PETRONAS Chemicals managing director and chief executive officer Mazuin Ismail

KUALA LUMPUR: Petronas Chemicals Group Bhd remains mindful of the ongoing geopolitical tensions that are contributing to volatility in energy and feedstock prices, as well as the uncertain macroeconomic environment, said managing director and CEO Mazuin Ismail.

"In addition, we are mindful of the potential impact of new capacities entering the market, contributing to an oversupply situation that will likely continue to keep pressure on product prices and margins," he added.

On his outlook, Mazuin said produce price movement is expected to be mixed going into the second quarter with some olefins and derivatives (O&D) products such as ethylene and aromatics showing improvement on supply limitation while others are relatively unchanged.

He said urea demand has moderated due to delayed regional planting season caused by the hot weather, while methanol remains weak following muted downstream demand.

"Similarly, we are expecting divergent outlooks for the specialties segment as the construction sector continues to struggle with weak infrastructure growth and high interest rates, while products aimed at the automotive sector may see improved demand," he said in a statement.

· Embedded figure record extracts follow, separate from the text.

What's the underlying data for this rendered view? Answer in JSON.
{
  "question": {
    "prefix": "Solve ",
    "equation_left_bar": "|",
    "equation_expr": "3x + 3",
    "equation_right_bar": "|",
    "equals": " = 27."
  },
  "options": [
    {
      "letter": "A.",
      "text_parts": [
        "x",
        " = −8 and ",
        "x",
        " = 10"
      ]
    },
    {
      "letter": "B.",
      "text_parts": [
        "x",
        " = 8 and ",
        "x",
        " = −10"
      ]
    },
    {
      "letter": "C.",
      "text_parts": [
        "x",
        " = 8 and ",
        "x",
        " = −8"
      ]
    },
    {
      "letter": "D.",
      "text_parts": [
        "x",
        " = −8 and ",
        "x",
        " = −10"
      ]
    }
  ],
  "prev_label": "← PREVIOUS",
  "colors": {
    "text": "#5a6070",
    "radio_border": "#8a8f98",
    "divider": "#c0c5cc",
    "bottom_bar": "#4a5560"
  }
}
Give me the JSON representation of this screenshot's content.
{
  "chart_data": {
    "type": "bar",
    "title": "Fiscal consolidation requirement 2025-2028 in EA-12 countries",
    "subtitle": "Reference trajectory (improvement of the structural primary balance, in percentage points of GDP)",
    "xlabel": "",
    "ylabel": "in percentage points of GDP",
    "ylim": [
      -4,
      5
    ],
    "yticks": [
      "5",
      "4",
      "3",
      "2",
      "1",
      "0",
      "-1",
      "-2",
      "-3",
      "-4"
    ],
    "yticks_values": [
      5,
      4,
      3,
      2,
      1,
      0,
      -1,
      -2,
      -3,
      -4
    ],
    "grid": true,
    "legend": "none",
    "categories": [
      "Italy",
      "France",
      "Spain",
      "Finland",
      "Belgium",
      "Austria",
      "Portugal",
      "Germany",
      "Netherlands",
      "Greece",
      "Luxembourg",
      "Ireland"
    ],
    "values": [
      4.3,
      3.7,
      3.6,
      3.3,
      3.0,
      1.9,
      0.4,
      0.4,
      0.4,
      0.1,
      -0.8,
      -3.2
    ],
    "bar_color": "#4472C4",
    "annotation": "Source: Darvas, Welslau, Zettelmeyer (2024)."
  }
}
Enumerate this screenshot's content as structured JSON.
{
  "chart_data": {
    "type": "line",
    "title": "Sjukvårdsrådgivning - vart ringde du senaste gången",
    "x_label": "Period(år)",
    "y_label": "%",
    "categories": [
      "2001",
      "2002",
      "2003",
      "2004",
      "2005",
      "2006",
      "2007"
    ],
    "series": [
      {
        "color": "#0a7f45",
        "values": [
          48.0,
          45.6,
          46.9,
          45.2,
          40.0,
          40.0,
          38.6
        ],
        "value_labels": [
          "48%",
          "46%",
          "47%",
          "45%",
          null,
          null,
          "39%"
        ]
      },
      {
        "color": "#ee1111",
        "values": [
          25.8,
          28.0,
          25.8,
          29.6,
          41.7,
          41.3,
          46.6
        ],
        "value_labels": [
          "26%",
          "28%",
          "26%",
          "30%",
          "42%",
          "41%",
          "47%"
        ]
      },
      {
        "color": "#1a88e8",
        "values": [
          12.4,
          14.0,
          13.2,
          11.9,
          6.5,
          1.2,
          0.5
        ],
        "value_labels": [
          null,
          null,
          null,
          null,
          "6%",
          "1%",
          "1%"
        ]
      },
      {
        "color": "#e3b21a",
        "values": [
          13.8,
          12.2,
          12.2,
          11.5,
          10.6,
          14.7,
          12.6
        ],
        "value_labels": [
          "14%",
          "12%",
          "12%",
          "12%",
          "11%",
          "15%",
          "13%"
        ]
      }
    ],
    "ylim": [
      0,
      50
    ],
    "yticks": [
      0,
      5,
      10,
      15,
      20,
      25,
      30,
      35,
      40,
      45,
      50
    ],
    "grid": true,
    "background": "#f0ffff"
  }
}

During the first quarter ended March 31, 2024 (1QFY24), PETRONAS Chemicals registered a net profit of RM668mil, up from RM532mil in the year-ago quarter, on revenue of RM7.5bil against RM7.56bil in the comparative quarter.

The group's earnings per share rose to eight sen from seven sen in the comparative quarter.

According to the group, earnings before interest, taxation, depreciation and amortisation (Ebitda) surged 77% to RM1.2bil from RM655mil in 4QFY23 due to lower costs of fuel, energy, utilities and maintenance, higher product spreads, higher contribution from Perstorp Group as well as positive foreign exchange impact.

Ebitda margin during the quarter expanded to 16% from 9% in the preceding quarter.

"Our diversified portfolio of products has worked in our favour as improvement in the O&D segment helped counter the decline in average product prices in our fertiliser and methanol (F&M) segment.

"Our specialities segment has significantly improved following higher sales volume and product margins," said Mazuin.

Plant utilisation rate was recorded at 87%, an improvement from 84% during the quarter contributing to marginal increase in production volume.